Year-long smear campaign over multiple websites results in large damage award
The Supreme Court of British Columbia ordered a very high damage award for online defamation with its decision in Rook v Halcrow.
The plaintiff, Brandon Rook, had been director and CEO of a mining company, a founder of his own company, and provided business consultancy services. He had entered into a romantic relationship with the defendant for less than a month in 2015, and then again for about six months in 2016: on both occasions Rook was the one to end the relationship. The relationship ended in July 2016: from August 2016 until August 2017, scores of posts about the accused were made on many websites. These claims included that he was an alcoholic, that he was a business failure and a fraud, that he had STDs, and that over a period of many years he did not disclose these STDs to sexual partners and had spread them (which the trial judge noted amounted to an accusation that Rook had committed sexual assault), that he was heartless and uncaring, that he failed to pay child support, and others.
Among other places, these posts had been made on Instagram, giving Rook’s name and attaching his image, with the hashtag #brandonrook as well as others like #loserlife, #drunk, #noheart, #notnicepeople, #whatswrongwithpeople, and #stdspreader. In addition, there were multiple postings about the plaintiff on sites such as thedirty.com, stdcarriersdatabase.com, stdregistry.com, liarscheatersrus.org, reportmyex.com, cheatersandbastards.com, www.badbizreport.com, deadbeatregistry.com, and others.
The defendant’s only defence was that she was not the one who had made the posts, but the trial judge noted that the evidence was “clear and compelling” that she had done so. First, there was expert evidence that the IP address from which the defendant sent emails to the plaintiff was also the IP address used to set up the Instagram account from which the posts in question were made. The defendant suggested that others could have used her WiFi while at her house to set up the account, but the judge found that explanation not credible. In particular this was because: the defendant frequently texted the plaintiff about taking down the posts and threatening to put them up again or to create further posts; the phraseology in the posts was remarkably similar to that of the defendant in her texts, and; there was no evidence of anyone else with a motive to make the posts or the knowledge of the personal details which were mentioned.

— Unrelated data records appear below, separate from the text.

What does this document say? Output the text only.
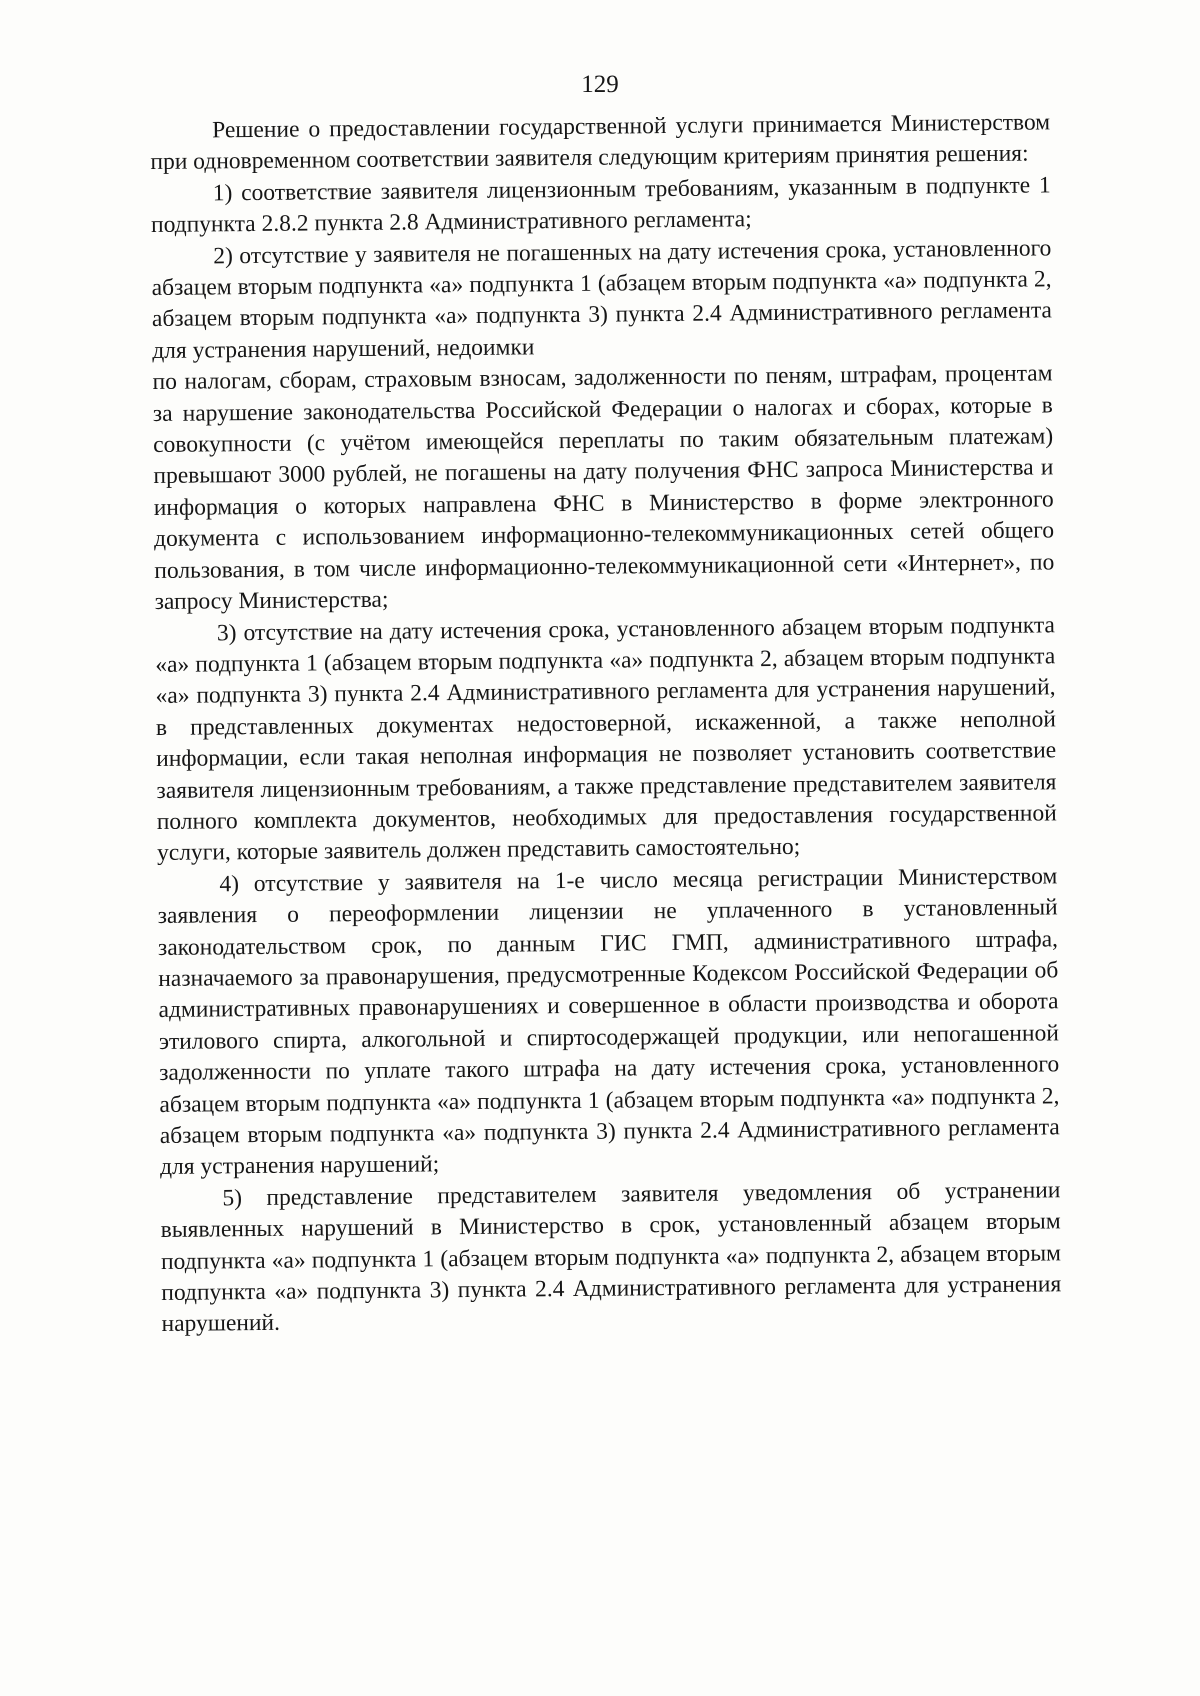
129

Решение о предоставлении государственной услуги принимается Министерством при одновременном соответствии заявителя следующим критериям принятия решения:

1) соответствие заявителя лицензионным требованиям, указанным в подпункте 1 подпункта 2.8.2 пункта 2.8 Административного регламента;

2) отсутствие у заявителя не погашенных на дату истечения срока, установленного абзацем вторым подпункта «а» подпункта 1 (абзацем вторым подпункта «а» подпункта 2, абзацем вторым подпункта «а» подпункта 3) пункта 2.4 Административного регламента для устранения нарушений, недоимки

по налогам, сборам, страховым взносам, задолженности по пеням, штрафам, процентам за нарушение законодательства Российской Федерации о налогах и сборах, которые в совокупности (с учётом имеющейся переплаты по таким обязательным платежам) превышают 3000 рублей, не погашены на дату получения ФНС запроса Министерства и информация о которых направлена ФНС в Министерство в форме электронного документа с использованием информационно-телекоммуникационных сетей общего пользования, в том числе информационно-телекоммуникационной сети «Интернет», по запросу Министерства;

3) отсутствие на дату истечения срока, установленного абзацем вторым подпункта «а» подпункта 1 (абзацем вторым подпункта «а» подпункта 2, абзацем вторым подпункта «а» подпункта 3) пункта 2.4 Административного регламента для устранения нарушений, в представленных документах недостоверной, искаженной, а также неполной информации, если такая неполная информация не позволяет установить соответствие заявителя лицензионным требованиям, а также представление представителем заявителя полного комплекта документов, необходимых для предоставления государственной услуги, которые заявитель должен представить самостоятельно;

4) отсутствие у заявителя на 1-е число месяца регистрации Министерством заявления о переоформлении лицензии не уплаченного в установленный законодательством срок, по данным ГИС ГМП, административного штрафа, назначаемого за правонарушения, предусмотренные Кодексом Российской Федерации об административных правонарушениях и совершенное в области производства и оборота этилового спирта, алкогольной и спиртосодержащей продукции, или непогашенной задолженности по уплате такого штрафа на дату истечения срока, установленного абзацем вторым подпункта «а» подпункта 1 (абзацем вторым подпункта «а» подпункта 2, абзацем вторым подпункта «а» подпункта 3) пункта 2.4 Административного регламента для устранения нарушений;

5) представление представителем заявителя уведомления об устранении выявленных нарушений в Министерство в срок, установленный абзацем вторым подпункта «а» подпункта 1 (абзацем вторым подпункта «а» подпункта 2, абзацем вторым подпункта «а» подпункта 3) пункта 2.4 Административного регламента для устранения нарушений.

The judge found it unambiguous that the posts were defamatory, and noted that each post was a separate cause of action on its own. Further, although proof that the posts had come to the attention of a third party was not necessary if it could be inferred, in this case there was such proof. First, there was evidence from the accused’s ex-wife that she had read them. Beyond that, it was apparent from the sites that some individual posts had been viewed thousands of times, and many had comments on them.
The judge noted that defamatory statements were presumed to be damaging, but that in addition aggravated damages could be awarded where actual malice was shown, as it was in this case. The plaintiff was therefore awarded $175,000 in general damages as well as $25,000 for aggravated damages. In addition, the plaintiff had engaged the services of reputation consultants to assist him in having the defamatory postings removed, and so he was also awarded US$29,870 as special damages for the cost of that service. In addition he was given an injunction restraining the defendant and others with knowledge of the order, wherever they were located in the world, from publishing any of the comments contained in the attached schedule.